Miranda was Mia’s real name. It wasn’t a name fit for a princess. She knew two other Mirandas, and neither of them looked like princesses. If anyone called Mia Miranda, she wouldn’t answer. She wouldn’t even look at them. Even Davey called her Mia. Miranda, if anything, sounded more like the name for a witch. Mia sometimes wondered what happened to the spell she wove that day, when it missed its target and fell to the ground with the bottle.

Little Davey let go of the rope and stepped back. Then, impossibly, he launched himself out over the space. His hands reached, grasping the rope high. It moved with him and his legs followed, trying to catch up. And then he was sitting on it, and not even at its lowest; he was sitting on the middle knot, cheeks burning, his face split by an enormous grin. Mia caught her breath. And she knew she had been right: the rope was too high for him, but Davey, with his courage, had made it fit. He had worked his own magic with his recklessness, taken a little of the world and made himself its king. She found herself grinning too, looked around at the others; but they weren’t looking at Mia. Their eyes were fixed on her brother as he swung higher and higher, and they were all smiling.

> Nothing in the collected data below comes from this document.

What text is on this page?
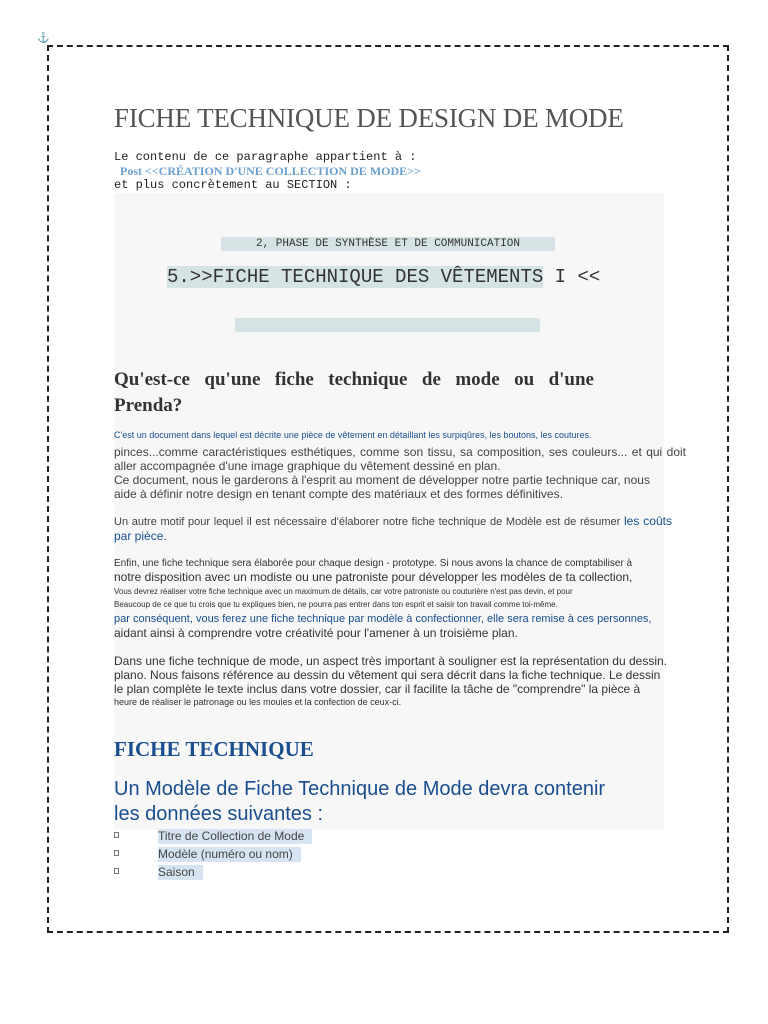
⚓
FICHE TECHNIQUE DE DESIGN DE MODE
Le contenu de ce paragraphe appartient à :
Post <<CRÉATION D'UNE COLLECTION DE MODE>>
et plus concrètement au SECTION :
2, PHASE DE SYNTHÈSE ET DE COMMUNICATION
5.>>FICHE TECHNIQUE DES VÊTEMENTS I <<
Qu'est-ce qu'une fiche technique de mode ou d'une Prenda?

C'est un document dans lequel est décrite une pièce de vêtement en détaillant les surpiqûres, les boutons, les coutures.

pinces...comme caractéristiques esthétiques, comme son tissu, sa composition, ses couleurs... et qui doit aller accompagnée d'une image graphique du vêtement dessiné en plan.

Ce document, nous le garderons à l'esprit au moment de développer notre partie technique car, nous aide à définir notre design en tenant compte des matériaux et des formes définitives.

Un autre motif pour lequel il est nécessaire d'élaborer notre fiche technique de Modèle est de résumer les coûts par pièce.

Enfin, une fiche technique sera élaborée pour chaque design - prototype. Si nous avons la chance de comptabiliser à

notre disposition avec un modiste ou une patroniste pour développer les modèles de ta collection,

Vous devrez réaliser votre fiche technique avec un maximum de détails, car votre patroniste ou couturière n'est pas devin, et pour

Beaucoup de ce que tu crois que tu expliques bien, ne pourra pas entrer dans ton esprit et saisir ton travail comme toi-même.

par conséquent, vous ferez une fiche technique par modèle à confectionner, elle sera remise à ces personnes,

aidant ainsi à comprendre votre créativité pour l'amener à un troisième plan.

Dans une fiche technique de mode, un aspect très important à souligner est la représentation du dessin.

plano. Nous faisons référence au dessin du vêtement qui sera décrit dans la fiche technique. Le dessin

le plan complète le texte inclus dans votre dossier, car il facilite la tâche de "comprendre" la pièce à

heure de réaliser le patronage ou les moules et la confection de ceux-ci.

FICHE TECHNIQUE
Un Modèle de Fiche Technique de Mode devra contenir les données suivantes :
Titre de Collection de Mode
Modèle (numéro ou nom)
Saison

Mia put her hands in her pocket and felt the smooth feather. If she stroked it one way it was like glass; if she rubbed it the other it was rough and caught in her fingers. She could feel it splitting, each thread parting from the next in a way she would never be able to put back together. She did it anyway, thinking of the raven and the way it had looked at her. Its beady black eyes.

Mia wanted Davey to be a girl. They would have been princesses together. Of course, all the stories favoured the younger sister, but Mia wouldn’t be like the older girls in tales — proud, haughty, cast aside when the prince came along. Her little sister would have looked up to her, astonished by her beauty and cleverness. The prince wouldn’t have had eyes for anyone but her.

After a while Davey got down from the swing and Sam Oakey had a go, and then Jack said he couldn’t be bothered but Sarah tried it and so Jack did too. Each of them held onto the rope with both hands and pushed out over the drop; no one managed to get seated the way Little Davey had. None of them seemed to expect Mia to try, and she didn’t care. Instead she spread herself on the grass, pretending she wore some great sparkling dress. What princess would go on a swing like that? She waited until it was time to go, and rode back with them through the woods, and the others said goodbye and headed away.